Gutierrez Becerra: Is there an unforgettable story during your career journey that still has an impact?
Soofi: When I was working in Canada in food manufacturing, I was called to the processing line one day regarding a potential foreign object issue. I stopped the line to find out the root cause. At the same time there was a lot of pressure to resume production since this was an order for a major account. Under pressure, I agreed to start the line with adding inspection and controls that I knew in my guts were not sufficient. The products were shipped, and we started to get a series of complaints about foreign objects in the product. Thank god there was no injury, but as you can imagine, that major account was not happy with the situation and we lost the business with them. It was a major loss and my boss from the head office came for a visit to our plant. I tried to explain why I had allowed the production to resume and release the product because we couldn’t have a late shipment. In response he asked me one question, “What’s your job title?” I responded, “I am the food safety and quality assurance manager.” His comment was, “I am glad you remember. Your first priority is minimizing risk to consumers and company reputation. I am sure you took that into consideration when you okayed the release, [but] if not, please remember in future”. I expected him to be angry and was even prepared to be fired, but his quiet answer was more impactful.
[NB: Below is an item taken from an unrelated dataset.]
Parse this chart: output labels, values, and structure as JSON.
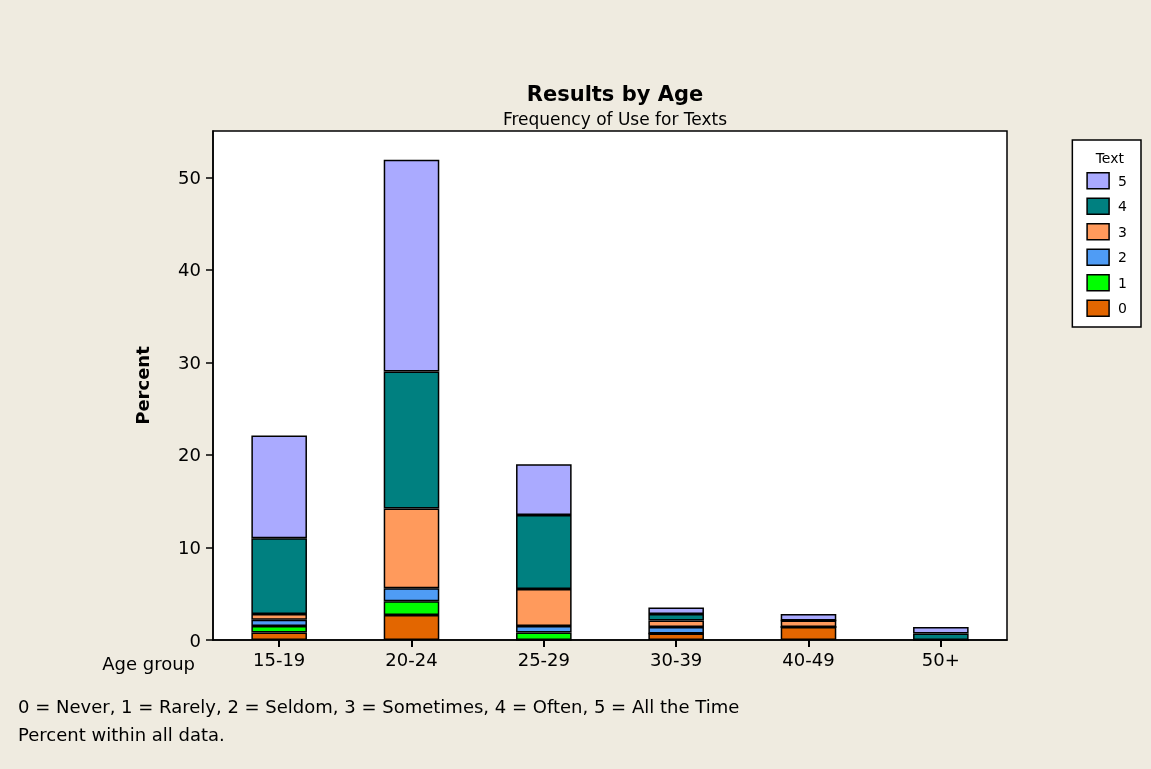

This is a lesson I remember to this day—there are rarely black and white situations in life, even in food safety. The key is to assess the risk and not let outside pressures impact your assessment and decisions.
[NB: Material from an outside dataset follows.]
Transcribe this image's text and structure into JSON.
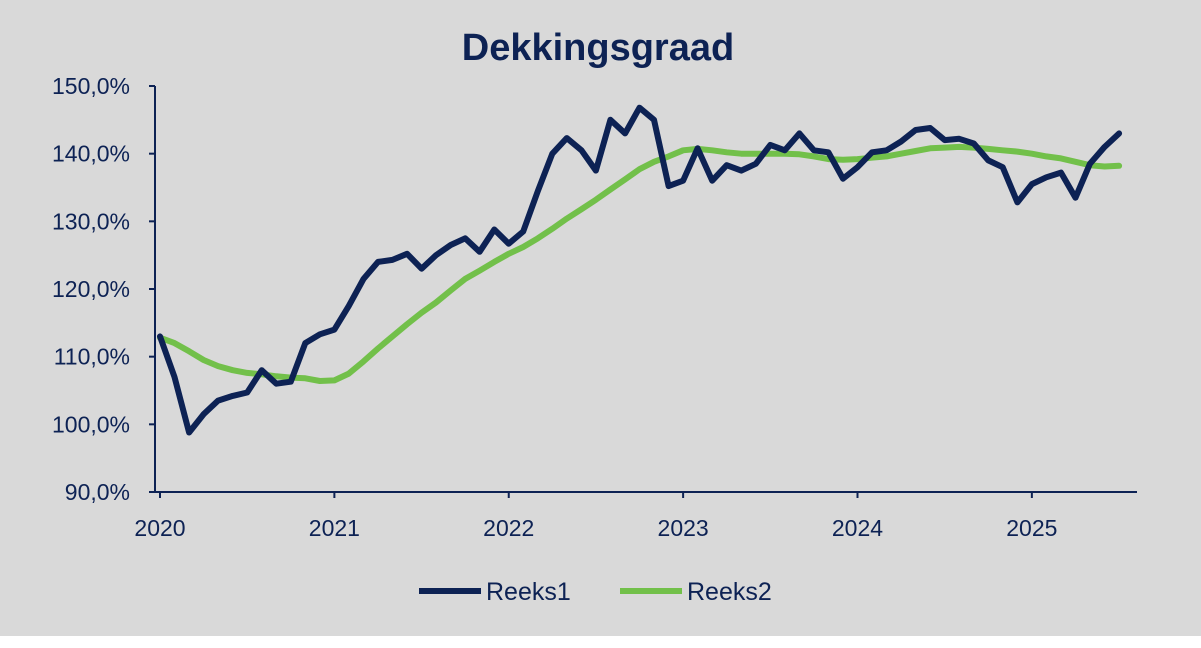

Gutierrez Becerra: What do you hope to see in the next three to five years in terms of development and mentoring women in the industry?
Soofi: I see a need for networks like yours to connect new industry professionals regardless of gender to the more veteran experts on an as-needed basis—almost like a hotline, where food safety professionals can ask for advice and mentoring in a confidential and safe environment. This is becoming easier in a post-COVID era where virtual connections are becoming more of a norm than exception, and people from all over the world are learning to connect in ways that were not easy and personally comfortable in the past.
I also want to see a better appreciation of the importance of food safety programs in organizations, especially at leadership levels. We need to better articulate what additional values (efficiencies, better cultures, productivity, etc.) a great food safety program brings to the organization. I want food safety functions to be at the leadership tables and part of developing company strategies and directions. We can’t be only remembered when bad things happen and in the middle of a crisis. Food safety and quality leaders should be at the forefront of organizational leadership, all the way to the C-suite.